I first read about self reproducing programs in Douglas Hofstadter's Gödel, Escher, Bach: An Eternal Golden Braid. These programs are essentially "reverse quines" (eniuqs) where the same text is used as both code and data.

The example in the book consists of a eniuq function that, given a text a, prints a("a"), a program statement where the input is doubled as function name and input parameter. The trick is feeding eniuq with its whole definition and execution. This can be tricky indeed in languages like C, due to the escape sequences needed when treating quote operators as text. But for example perl provides q(), an easily quotable quote operator.

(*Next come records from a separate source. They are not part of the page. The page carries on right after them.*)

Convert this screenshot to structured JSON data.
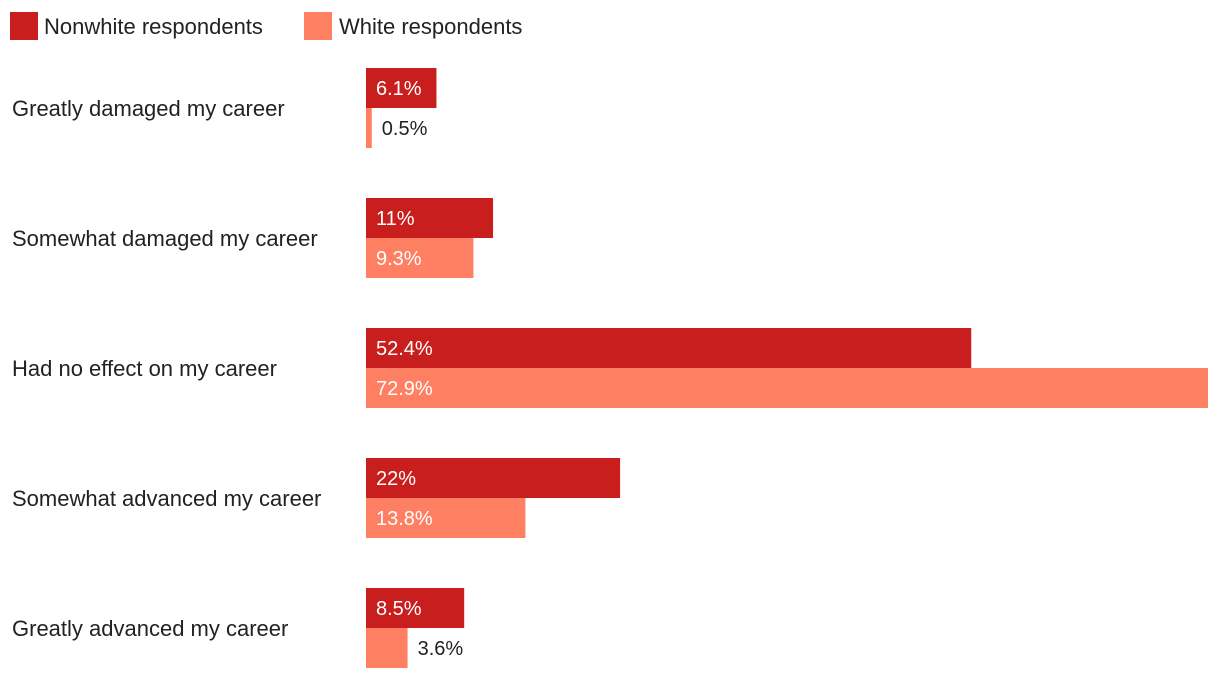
{
  "chart_data": {
    "type": "bar",
    "orientation": "horizontal",
    "categories": [
      "Greatly damaged my career",
      "Somewhat damaged my career",
      "Had no effect on my career",
      "Somewhat advanced my career",
      "Greatly advanced my career"
    ],
    "series": [
      {
        "name": "Nonwhite respondents",
        "color": "#c81e1e",
        "values": [
          6.1,
          11,
          52.4,
          22,
          8.5
        ],
        "labels": [
          "6.1%",
          "11%",
          "52.4%",
          "22%",
          "8.5%"
        ]
      },
      {
        "name": "White respondents",
        "color": "#ff7f62",
        "values": [
          0.5,
          9.3,
          72.9,
          13.8,
          3.6
        ],
        "labels": [
          "0.5%",
          "9.3%",
          "72.9%",
          "13.8%",
          "3.6%"
        ]
      }
    ],
    "title": "",
    "xlabel": "",
    "ylabel": "",
    "xlim": [
      0,
      72.9
    ],
    "grid": false,
    "legend": "top-left"
  }
}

Thus,

sub eniuq{print $_[ 0 ]."(q(".$_[ 0 ]."))"};
eniuq(q(sub eniuq{print $_[ 0 ]."(q(".$_[ 0 ]."))"};
eniuq))
is a straight port of Hofstadter's example to perl.

Or, adding the shebang for direct shell execution:

#!/usr/bin/perl
sub eniuq{print $_[ 0 ]."(q(".$_[ 0 ]."))"};
eniuq(q(#!/usr/bin/perl
sub eniuq{print $_[ 0 ]."(q(".$_[ 0 ]."))"};
eniuq))

The idea is simple, yet devilish in its cleverness. This is fascinating stuff.